It was one of those hot and sticky August days in Lowndes County, Alabama. Ruby Sales, a 17-year-old student from the Tuskegee Institute, had just been released from six days in the county jail for joining a picket line against three businesses that would not serve African Americans. It was 1965.
"We were hot. We were thirsty. Someone decided that Jonathan Daniels, Father Richard Morrisroe, Joyce Bailey, and myself should go and get the sodas for the group," said Sales in an interview with civil rights historian Vincent Harding. As they approached the door of the little corner store, Deputy Sheriff Tom Coleman met them with a shotgun. Ruby was nearest Coleman. Jonathan Daniels, a white seminary student from New Hampshire, was behind her. Coleman threatened Sales, "I'll blow your brains out." Daniels grabbed Sales, shoving her aside. "The next thing I know there was a shotgun blast and then another shotgun blast." Twenty-six-year-old Jonathan Daniels lay in the dust, dead.

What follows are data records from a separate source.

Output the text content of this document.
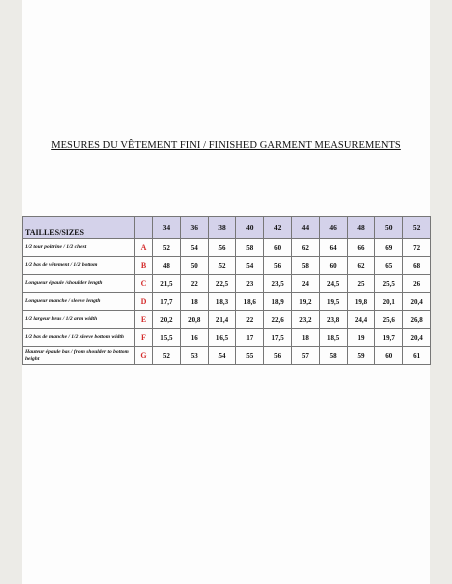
MESURES DU VÊTEMENT FINI / FINISHED GARMENT MEASUREMENTS
TAILLES/SIZES		34	36	38	40	42	44	46	48	50	52
1/2 tour poitrine / 1/2 chest	A	52	54	56	58	60	62	64	66	69	72
1/2 bas de vêtement / 1/2 bottom	B	48	50	52	54	56	58	60	62	65	68
Longueur épaule /shoulder length	C	21,5	22	22,5	23	23,5	24	24,5	25	25,5	26
Longueur manche / sleeve length	D	17,7	18	18,3	18,6	18,9	19,2	19,5	19,8	20,1	20,4
1/2 largeur bras / 1/2 arm width	E	20,2	20,8	21,4	22	22,6	23,2	23,8	24,4	25,6	26,8
1/2 bas de manche / 1/2 sleeve bottom width	F	15,5	16	16,5	17	17,5	18	18,5	19	19,7	20,4
Hauteur épaule bas / from shoulder to bottom height	G	52	53	54	55	56	57	58	59	60	61
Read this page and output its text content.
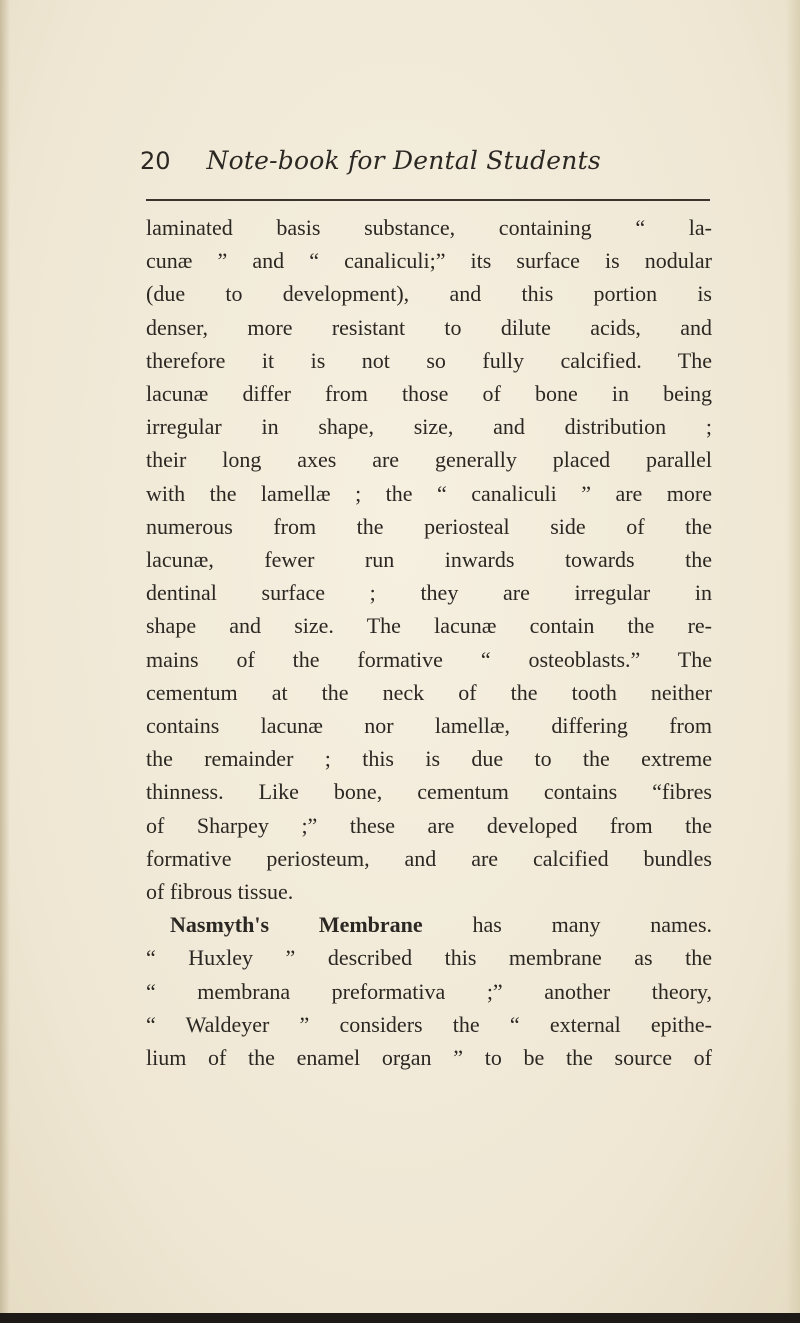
20 Note-book for Dental Students
laminated basis substance, containing “ la-
cunæ ” and “ canaliculi;” its surface is nodular
(due to development), and this portion is
denser, more resistant to dilute acids, and
therefore it is not so fully calcified. The
lacunæ differ from those of bone in being
irregular in shape, size, and distribution ;
their long axes are generally placed parallel
with the lamellæ ; the “ canaliculi ” are more
numerous from the periosteal side of the
lacunæ, fewer run inwards towards the
dentinal surface ; they are irregular in
shape and size. The lacunæ contain the re-
mains of the formative “ osteoblasts.” The
cementum at the neck of the tooth neither
contains lacunæ nor lamellæ, differing from
the remainder ; this is due to the extreme
thinness. Like bone, cementum contains “fibres
of Sharpey ;” these are developed from the
formative periosteum, and are calcified bundles
of fibrous tissue.
Nasmyth's Membrane has many names.
“ Huxley ” described this membrane as the
“ membrana preformativa ;” another theory,
“ Waldeyer ” considers the “ external epithe-
lium of the enamel organ ” to be the source of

Six weeks after the shooting, an all-white jury found Coleman not guilty of murder. Daniels' death prompted Martin Luther King Jr. to comment, "One of the most heroic Christian deeds of which I have heard in my entire ministry and career for civil rights was performed by Jonathan Daniels."
"Make no bones about it, Jonathan made a choice to push me aside," says Sales in the civil rights documentary series Veterans of Hope. "It was a hard moment in my life, but I knew that somehow I was going to speak up for Jonathan because he couldn't speak up for himself." Ruby Sales continued her work with the Student Nonviolent Coordinating Committee and, in 1998, she completed her master's degree from the Episcopal Divinity School in Cambridge, Massachusetts—Jonathan Daniels' alma mater.